Dear Mexican: So how long can you keep up this racist shtick in an area where Latinos are the majority? You’re clever enough to use irony as a device to blunt your own just-kidding racism, but most of the Mexicans and pochos I know don’t care enough to bother with such clever tricks.
I’ve lived in L.A. most of the last 30 years, and I’ve worked and lived with many Mexicans and Mexican Americans here. I even married a couple of them. I’m raising a half-Mexican child right now. What I’ve noticed is that Mexican hate for gabachos is surpassed only by their hate for, roughly in order: blacks, non-Mexican Latinos (mostly those from Central American countries closest to Mexico) and Asians. Europeans, with the possible exclusion of the French, are held in relatively high regard—meaning you might not get spit in your burrito if they understand that your whiteness doesn’t preclude your shared status as enmigrantes. I’ve heard about how “inteligente” Hitler was from Mexicans far more than I ever heard it working with the white sons and daughters of slave states. And the Germans I’ve worked for over there were much kinder to their own Turkish and Italian laborers than I’ve seen Mexicans be to salvadoreños, guatemaltecos or—God forbid—blacks in the workplace.
Why this victim/oppressor ambiguity? Is it a mirror of the legacy of La Conquista? The Stockholm syndrome of your non-consensual Aztec hottie (great-times-15) grannies for your bearded Euro forefathers? Once you get your standard canned-insult response out of the way, please enlighten us all on this point.
Dear Human Gabacho: Mexicans hate no more than gabachos—no, seriously, look it up. And we worship whiteness no more than gabachos—no, seriously, look it up. Hate blacks? Y’all beat us by a bunch. Asians? The same. Gays? We might hate Central Americans un chingo, but it doesn’t compare to the gabacho treatment of Mexicans.
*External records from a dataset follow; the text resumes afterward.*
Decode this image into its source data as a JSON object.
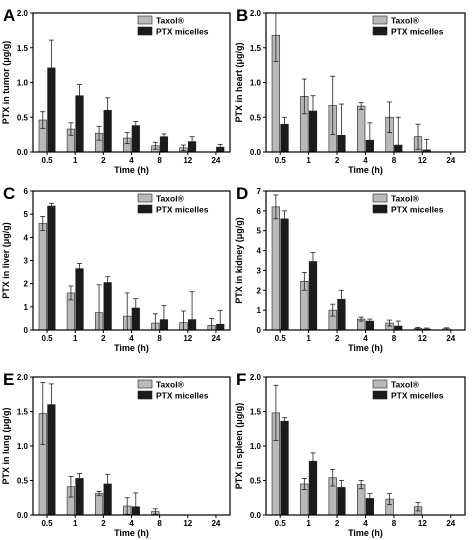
{
  "colors": {
    "taxol": "#b9b9b9",
    "micelles": "#1a1a1a",
    "axis": "#000000"
  },
  "chart_data": [
    {
      "type": "bar",
      "panel": "A",
      "categories": [
        "0.5",
        "1",
        "2",
        "4",
        "8",
        "12",
        "24"
      ],
      "xlabel": "Time (h)",
      "ylabel": "PTX  in tumor (μg/g)",
      "ylim": [
        0,
        2.0
      ],
      "yticks": [
        "0.0",
        "0.5",
        "1.0",
        "1.5",
        "2.0"
      ],
      "ytick_values": [
        0,
        0.5,
        1.0,
        1.5,
        2.0
      ],
      "legend": {
        "position": "top-right",
        "entries": [
          "Taxol®",
          "PTX micelles"
        ]
      },
      "series": [
        {
          "name": "Taxol®",
          "values": [
            0.46,
            0.33,
            0.27,
            0.2,
            0.09,
            0.06,
            0.0
          ],
          "errors": [
            0.12,
            0.09,
            0.1,
            0.08,
            0.05,
            0.04,
            0.0
          ]
        },
        {
          "name": "PTX micelles",
          "values": [
            1.21,
            0.81,
            0.6,
            0.38,
            0.22,
            0.15,
            0.07
          ],
          "errors": [
            0.4,
            0.16,
            0.18,
            0.06,
            0.04,
            0.07,
            0.04
          ]
        }
      ]
    },
    {
      "type": "bar",
      "panel": "B",
      "categories": [
        "0.5",
        "1",
        "2",
        "4",
        "8",
        "12",
        "24"
      ],
      "xlabel": "Time (h)",
      "ylabel": "PTX  in heart (μg/g)",
      "ylim": [
        0,
        2.0
      ],
      "yticks": [
        "0.0",
        "0.5",
        "1.0",
        "1.5",
        "2.0"
      ],
      "ytick_values": [
        0,
        0.5,
        1.0,
        1.5,
        2.0
      ],
      "legend": {
        "position": "top-right",
        "entries": [
          "Taxol®",
          "PTX micelles"
        ]
      },
      "series": [
        {
          "name": "Taxol®",
          "values": [
            1.68,
            0.8,
            0.67,
            0.66,
            0.5,
            0.22,
            0.0
          ],
          "errors": [
            0.38,
            0.25,
            0.42,
            0.05,
            0.22,
            0.18,
            0.0
          ]
        },
        {
          "name": "PTX micelles",
          "values": [
            0.4,
            0.59,
            0.24,
            0.17,
            0.1,
            0.03,
            0.0
          ],
          "errors": [
            0.1,
            0.22,
            0.45,
            0.25,
            0.4,
            0.15,
            0.0
          ]
        }
      ]
    },
    {
      "type": "bar",
      "panel": "C",
      "categories": [
        "0.5",
        "1",
        "2",
        "4",
        "8",
        "12",
        "24"
      ],
      "xlabel": "Time (h)",
      "ylabel": "PTX  in liver (μg/g)",
      "ylim": [
        0,
        6
      ],
      "yticks": [
        "0",
        "1",
        "2",
        "3",
        "4",
        "5",
        "6"
      ],
      "ytick_values": [
        0,
        1,
        2,
        3,
        4,
        5,
        6
      ],
      "legend": {
        "position": "top-right",
        "entries": [
          "Taxol®",
          "PTX micelles"
        ]
      },
      "series": [
        {
          "name": "Taxol®",
          "values": [
            4.6,
            1.6,
            0.75,
            0.6,
            0.3,
            0.32,
            0.2
          ],
          "errors": [
            0.3,
            0.3,
            1.2,
            1.0,
            0.4,
            0.5,
            0.3
          ]
        },
        {
          "name": "PTX micelles",
          "values": [
            5.35,
            2.65,
            2.05,
            0.95,
            0.45,
            0.45,
            0.25
          ],
          "errors": [
            0.12,
            0.22,
            0.25,
            0.4,
            0.6,
            1.2,
            0.6
          ]
        }
      ]
    },
    {
      "type": "bar",
      "panel": "D",
      "categories": [
        "0.5",
        "1",
        "2",
        "4",
        "8",
        "12",
        "24"
      ],
      "xlabel": "Time (h)",
      "ylabel": "PTX  in kidney (μg/g)",
      "ylim": [
        0,
        7
      ],
      "yticks": [
        "0",
        "1",
        "2",
        "3",
        "4",
        "5",
        "6",
        "7"
      ],
      "ytick_values": [
        0,
        1,
        2,
        3,
        4,
        5,
        6,
        7
      ],
      "legend": {
        "position": "top-right",
        "entries": [
          "Taxol®",
          "PTX micelles"
        ]
      },
      "series": [
        {
          "name": "Taxol®",
          "values": [
            6.2,
            2.45,
            1.0,
            0.55,
            0.35,
            0.08,
            0.06
          ],
          "errors": [
            0.6,
            0.45,
            0.3,
            0.1,
            0.15,
            0.05,
            0.05
          ]
        },
        {
          "name": "PTX micelles",
          "values": [
            5.6,
            3.45,
            1.55,
            0.45,
            0.2,
            0.05,
            0.0
          ],
          "errors": [
            0.4,
            0.45,
            0.45,
            0.1,
            0.25,
            0.05,
            0.0
          ]
        }
      ]
    },
    {
      "type": "bar",
      "panel": "E",
      "categories": [
        "0.5",
        "1",
        "2",
        "4",
        "8",
        "12",
        "24"
      ],
      "xlabel": "Time (h)",
      "ylabel": "PTX  in lung (μg/g)",
      "ylim": [
        0,
        2.0
      ],
      "yticks": [
        "0.0",
        "0.5",
        "1.0",
        "1.5",
        "2.0"
      ],
      "ytick_values": [
        0,
        0.5,
        1.0,
        1.5,
        2.0
      ],
      "legend": {
        "position": "top-right",
        "entries": [
          "Taxol®",
          "PTX micelles"
        ]
      },
      "series": [
        {
          "name": "Taxol®",
          "values": [
            1.47,
            0.41,
            0.31,
            0.13,
            0.05,
            0.0,
            0.0
          ],
          "errors": [
            0.45,
            0.15,
            0.03,
            0.12,
            0.04,
            0.0,
            0.0
          ]
        },
        {
          "name": "PTX micelles",
          "values": [
            1.6,
            0.53,
            0.45,
            0.12,
            0.0,
            0.0,
            0.0
          ],
          "errors": [
            0.3,
            0.07,
            0.14,
            0.2,
            0.0,
            0.0,
            0.0
          ]
        }
      ]
    },
    {
      "type": "bar",
      "panel": "F",
      "categories": [
        "0.5",
        "1",
        "2",
        "4",
        "8",
        "12",
        "24"
      ],
      "xlabel": "Time (h)",
      "ylabel": "PTX  in spleen (μg/g)",
      "ylim": [
        0,
        2.0
      ],
      "yticks": [
        "0.0",
        "0.5",
        "1.0",
        "1.5",
        "2.0"
      ],
      "ytick_values": [
        0,
        0.5,
        1.0,
        1.5,
        2.0
      ],
      "legend": {
        "position": "top-right",
        "entries": [
          "Taxol®",
          "PTX micelles"
        ]
      },
      "series": [
        {
          "name": "Taxol®",
          "values": [
            1.48,
            0.45,
            0.54,
            0.44,
            0.23,
            0.12,
            0.0
          ],
          "errors": [
            0.4,
            0.08,
            0.12,
            0.06,
            0.08,
            0.06,
            0.0
          ]
        },
        {
          "name": "PTX micelles",
          "values": [
            1.36,
            0.78,
            0.4,
            0.24,
            0.0,
            0.0,
            0.0
          ],
          "errors": [
            0.05,
            0.12,
            0.1,
            0.07,
            0.0,
            0.0,
            0.0
          ]
        }
      ]
    }
  ]
}
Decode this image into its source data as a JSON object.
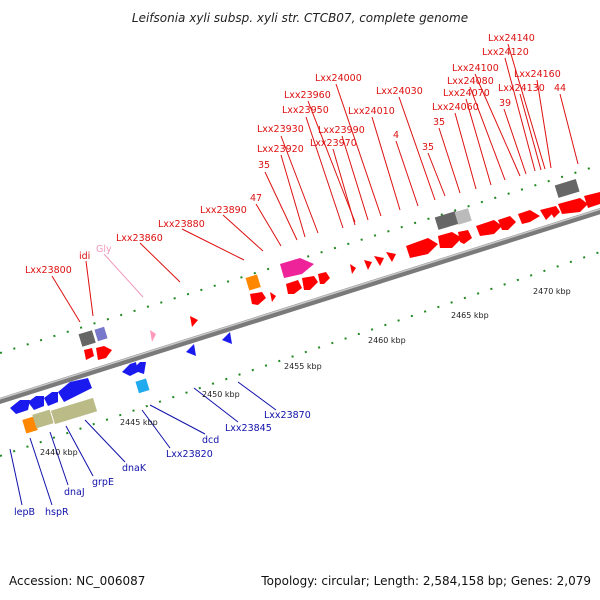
{
  "title": "Leifsonia xyli subsp. xyli str. CTCB07, complete genome",
  "footer": {
    "accession": "Accession: NC_006087",
    "summary": "Topology: circular; Length: 2,584,158 bp; Genes: 2,079"
  },
  "colors": {
    "label_forward": "#dd1111",
    "label_reverse": "#1111aa",
    "label_trna": "#ee99bb",
    "gene_forward": "#ff0000",
    "gene_reverse": "#1a1aee",
    "ticks": "#228822"
  },
  "kbp_ticks": [
    "2440 kbp",
    "2445 kbp",
    "2450 kbp",
    "2455 kbp",
    "2460 kbp",
    "2465 kbp",
    "2470 kbp"
  ],
  "upper_labels": [
    "Lxx23800",
    "idi",
    "Gly",
    "Lxx23860",
    "Lxx23880",
    "Lxx23890",
    "47",
    "35",
    "Lxx23920",
    "Lxx23930",
    "Lxx23970",
    "Lxx23950",
    "Lxx23990",
    "Lxx23960",
    "Lxx24000",
    "Lxx24010",
    "4",
    "Lxx24030",
    "35",
    "35",
    "Lxx24060",
    "Lxx24070",
    "Lxx24080",
    "Lxx24100",
    "39",
    "Lxx24120",
    "Lxx24130",
    "Lxx24140",
    "Lxx24160",
    "44"
  ],
  "lower_labels": [
    "lepB",
    "hspR",
    "dnaJ",
    "grpE",
    "dnaK",
    "Lxx23820",
    "dcd",
    "Lxx23845",
    "Lxx23870"
  ]
}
Really, the only difference between Mexicans and gabachos is that when we scarf down a bunch of hamburgers or bed a gabacha, we don’t appoint ourselves experts on the Mexican condition, unlike ustedes pendejos after a michelada and a morenita.
Dear Mexican: I occasionally stumble upon news articles about your compadres sneaking in hundreds of pounds of illicit bologna and cheese from Mexico. The thought of eating bologna that’s been sitting in a hot car for a couple of hours is enough to make me gag.
So what’s the deal? What is it, exactly? How good can this stuff taste that it’s got to be smuggled in like kilos of weed? Surely there’s got to be a more legitimate source for it in Southern California, no?
Dear Gabacho: I would’ve answered this question, but I have to pay for my wheels of illegal queso de pata from Zacatecas. So I threw the pregunta to Javier Cabral, West Coast correspondent for Munchies and a fellow zacatecano.
“It’s a little-known fact that most of the cheeses that you find at supermarkets in the US are pasteurized, rubbery garbage,” Cabral told the Mexican. “This stands in stark opposition to the world of full-bodied, complex cheeses made from raw milk that most Mexis grew up eating before tunneling over to the U.S. I’m talking about sharp parmigiano reggiano-like quesos añejos and briney, mozzarella-like Oaxacan quesillo fit to be on the pizza scene of a Teenage Mutant Ninja Turtles movie. In some Mexican families, if your Mexican relatives show up without a neatly-wrapped ball of cheese, they might as well be excommunicated. Sadly, the stringent laws against raw milk in the American dairy industry do not allow for the production or sales of any true Mexican cheeses. Until that day comes, you best bet that the underground Mexican cheese trade will be as rampant as the Mexican poppy trade.”
As for Mexican bologna? Cabral and the Mexican have never heard of such thing. “However,” Cabral adds, “come back if you want to talk illegally imported carne seca from Sinaloa.”